たとえば、催眠術師の人が、私に魔法をかけるようなもの。
こんにちは! 魔法を使いたいハルです♪
私は、まだ高校生で、自分だけで生きたことがない。
お金を稼いだ経験もない。
だから、私の感じる社会というのは、例えば新聞や友達を通してで、いつもフィルター付き。
そんな私にとっての一番のフィルターは親です。
親に「あんたなんかこんな成績じゃ社会に出ても生きていけないよ」とか言われると、
それだけで目の前が真っ暗になる。
声が出なくなって、苦しくて、泣きたくなる。
自分の能力のなさに絶望する。
だから、親の話を聞くのは嫌いだった。
けど、この前、なんかの拍子に親がポロと言った。
「別に私の存在がすべてじゃないのよ。
私は、自分の意見をそのまんまあんたに言ってるだけ」って。
それを聞いてムカッてきた。
親の勝手な意見に今までどれだけ振り回されてきたことか。
学校に行っても、耳に残って消えない言葉だってあったのに、って思った。
で、言っちゃった。

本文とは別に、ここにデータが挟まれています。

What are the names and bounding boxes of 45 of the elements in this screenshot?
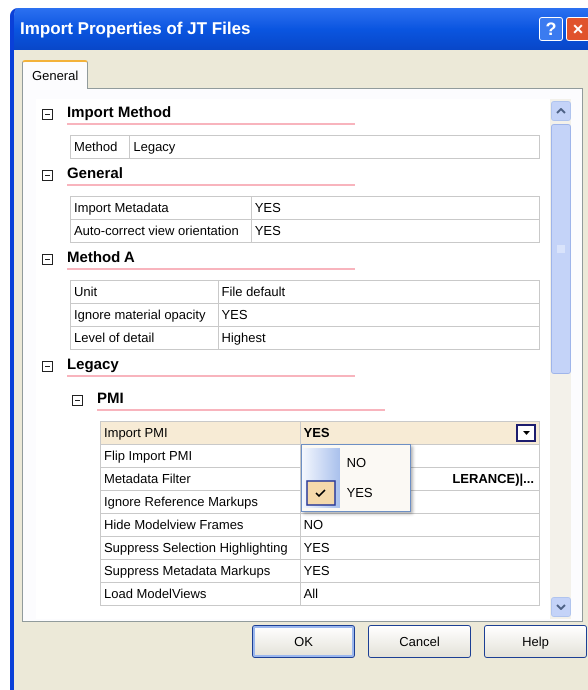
property-value: All — [304, 585, 318, 604]
dialog-button[interactable]: Help — [484, 625, 587, 658]
dialog-button[interactable]: OK — [252, 625, 355, 658]
caret-icon — [522, 431, 530, 435]
property-value: LERANCE)|... — [452, 470, 535, 488]
property-value: YES — [304, 424, 330, 442]
property-label[interactable]: Method — [70, 136, 130, 158]
grip-icon — [556, 245, 564, 253]
property-label[interactable]: Import Metadata — [70, 196, 252, 220]
window-title: Import Properties of JT Files — [20, 18, 252, 40]
scroll-down-icon[interactable] — [556, 604, 566, 610]
section-title: PMI — [97, 389, 124, 409]
checkmark-icon — [306, 480, 336, 506]
scroll-up-icon[interactable] — [556, 108, 566, 114]
property-label[interactable]: Import PMI — [100, 422, 300, 444]
property-value: YES — [254, 222, 281, 240]
dialog-button[interactable]: Cancel — [368, 625, 471, 658]
section-title: Legacy — [67, 355, 119, 375]
property-value: Highest — [222, 329, 266, 348]
collapse-icon[interactable] — [42, 170, 53, 180]
property-value: YES — [304, 562, 330, 580]
property-value: File default — [222, 283, 286, 302]
dropdown-button[interactable] — [516, 424, 536, 442]
section-title: Import Method — [67, 103, 172, 123]
property-label[interactable]: Load ModelViews — [100, 582, 300, 606]
property-value: NO — [304, 516, 324, 534]
dropdown-option[interactable]: NO — [302, 448, 410, 478]
section-title: General — [67, 164, 123, 184]
tab[interactable]: General — [22, 60, 88, 89]
property-value: Legacy — [133, 138, 176, 156]
collapse-icon[interactable] — [42, 108, 53, 120]
property-value: YES — [222, 306, 248, 324]
property-value: YES — [304, 539, 330, 558]
collapse-icon[interactable] — [72, 394, 83, 406]
property-label[interactable]: Level of detail — [70, 326, 218, 350]
close-button[interactable]: × — [566, 17, 588, 41]
property-label[interactable]: Auto-correct view orientation — [70, 220, 252, 242]
collapse-icon[interactable] — [42, 254, 53, 264]
dropdown-option[interactable]: YES — [302, 478, 410, 508]
collapse-icon[interactable] — [42, 360, 53, 372]
property-value: YES — [254, 199, 281, 218]
property-label[interactable]: Unit — [70, 280, 218, 304]
scrollbar[interactable] — [550, 99, 571, 619]
help-button[interactable]: ? — [539, 17, 563, 41]
section-title: Method A — [67, 248, 135, 268]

そのまんま。私がムカッてきたってことを。
そしたら「馬鹿じゃないの」って言われた。
…そうだ。私はバカだった。
私は私の意見を持たず、親の意見が世の中のすべてのように感じていた。
親の意見は、今までに親が生きてきた世界から生み出されてる。
でも、その世界に「私」はいない、私の絶対的な未来はない。
そんなせまい親の世界からすべてを評価してた。
そりゃぁ、本当に頭が悪いかもしれない。
勉強でお金は稼げないかもしれないけど、そしたらバイトをすればいい。
それだけの話なんだ。
自分を必要以上に卑下することも、堕落させる必要もなかった。
…もし私がこのまま、自分の意見もなく、考えもなく、生きていたら、
私は、世界が許したならば、人殺しだってできたと思う。
だって、それが「イイコト」として、評価されるから。
だから最近、私はやたら考える。
奥底にある考えが知りたい。
私がどう思っているのか、どうするのか、自分で決める。
自分で、自分に、理想の自分になれるよう、催眠術をかけている。